Строки кузнечику, вместе с «L'Inconnue» —

«Твое имя Мэри, прекрасная дева?» —

опубликованные в журнале примерно в то же время, раскрывают естественную мелодичность Холмса и его тонкий инстинкт литературной формы. Но его лирический пыл находит свое самое ликующее выражение в это время в «Старом железе», написанном в поворотный момент жизни поэта, когда он отказался от изучения права и решил выбрать медицину своей профессией. Предложение уничтожить фрегат «Конституция», нежно и фамильярно известный как «Старое железо», разожгло патриотическое безумие в чувствительном бостонском мальчике, которое вырвалось в благородную лирику,

«О, сорвите ее потрепанный флаг!»

Не было американской поэзии с более верным ритмом песни, чем эти ранние стихи, и не было ни одной с тех пор. Два года спустя, в 1833 году, Холмс отправился завершать свое медицинское образование в Париж, и строки гризетке —

«Ах, Клеманс, когда я видел тебя в последний раз, Идущей по улице Сены!» —

опубликованные по его возвращении в его первом сборнике стихов, являются очаровательной иллюстрацией его лирического гения. Его прозрачная строка никогда не текла более ясно, чем в этом стихотворении. В нем есть задумчивый тон всех его лучших стихотворений такого рода, но это полусчастливая печаль юности.

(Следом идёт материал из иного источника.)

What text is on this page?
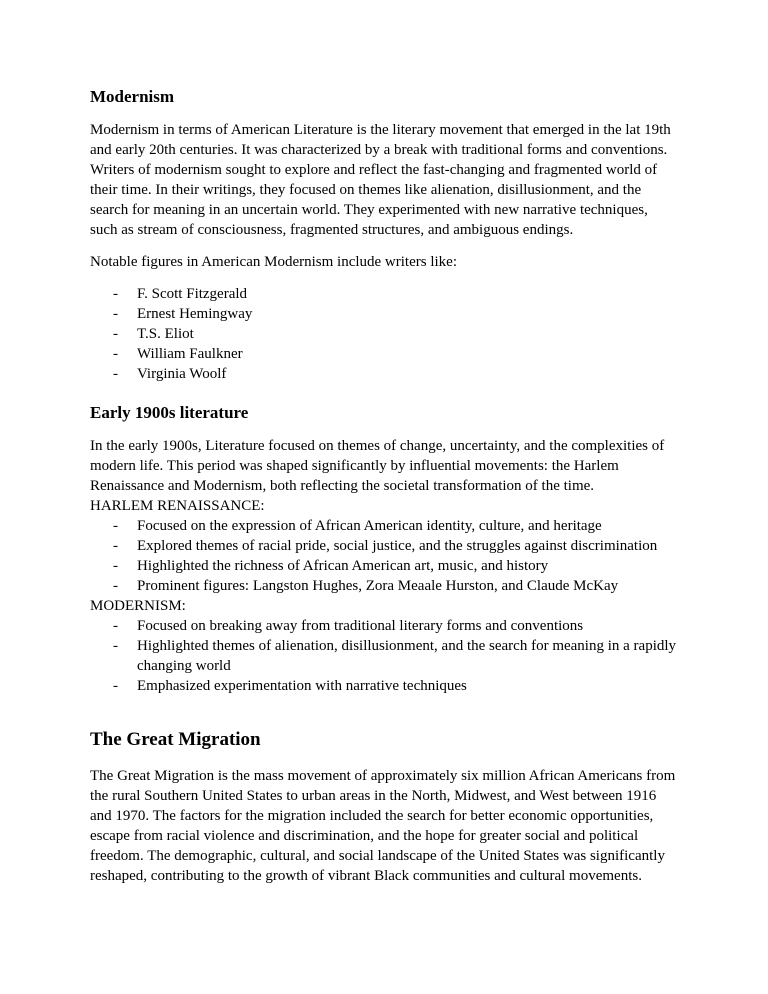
Modernism

Modernism in terms of American Literature is the literary movement that emerged in the lat 19th and early 20th centuries. It was characterized by a break with traditional forms and conventions. Writers of modernism sought to explore and reflect the fast-changing and fragmented world of their time. In their writings, they focused on themes like alienation, disillusionment, and the search for meaning in an uncertain world. They experimented with new narrative techniques, such as stream of consciousness, fragmented structures, and ambiguous endings.

Notable figures in American Modernism include writers like:

-	F. Scott Fitzgerald
-	Ernest Hemingway
-	T.S. Eliot
-	William Faulkner
-	Virginia Woolf
Early 1900s literature

In the early 1900s, Literature focused on themes of change, uncertainty, and the complexities of modern life. This period was shaped significantly by influential movements: the Harlem Renaissance and Modernism, both reflecting the societal transformation of the time.

HARLEM RENAISSANCE:

-	Focused on the expression of African American identity, culture, and heritage
-	Explored themes of racial pride, social justice, and the struggles against discrimination
-	Highlighted the richness of African American art, music, and history
-	Prominent figures: Langston Hughes, Zora Meaale Hurston, and Claude McKay

MODERNISM:

-	Focused on breaking away from traditional literary forms and conventions
-	Highlighted themes of alienation, disillusionment, and the search for meaning in a rapidly changing world
-	Emphasized experimentation with narrative techniques
The Great Migration

The Great Migration is the mass movement of approximately six million African Americans from the rural Southern United States to urban areas in the North, Midwest, and West between 1916 and 1970. The factors for the migration included the search for better economic opportunities, escape from racial violence and discrimination, and the hope for greater social and political freedom. The demographic, cultural, and social landscape of the United States was significantly reshaped, contributing to the growth of vibrant Black communities and cultural movements.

Все эти ранние стихи имеют уверенную литературную форму. Объем и напряжение были новыми, но их самым значительным качеством была не мелодия или задумчивая грация, а юмор. Он был врожденным и подлинным. Иногда он был шумным, как в «Высоте нелепости» и «Сентябрьском шторме». Иногда он был забавно медитативным, как в «Вечере, глазами портного». Иногда это была полная слез улыбка глубочайшего чувства, как в самом очаровательном и совершенном из этих стихотворений, «Последний лист», в котором тонкий и пронзительный пафос изысканно слит с нежной веселостью. Навязчивая музыка и смысл строк,

«Мшистые мраморы покоятся На губах, которые он целовал В их расцвете, И имена, которые он любил слышать, Были вырезаны много лет назад На гробнице»,

всегда оставались в памяти Линкольна, чья простая искренность и врожденная меланхолия инстинктивно отвергли бы любую фальшивую ноту. Именно в такой мелодии, как в «Последнем листе», мы чувствуем, как истинно суровая старая пуританская сила стала сладостью.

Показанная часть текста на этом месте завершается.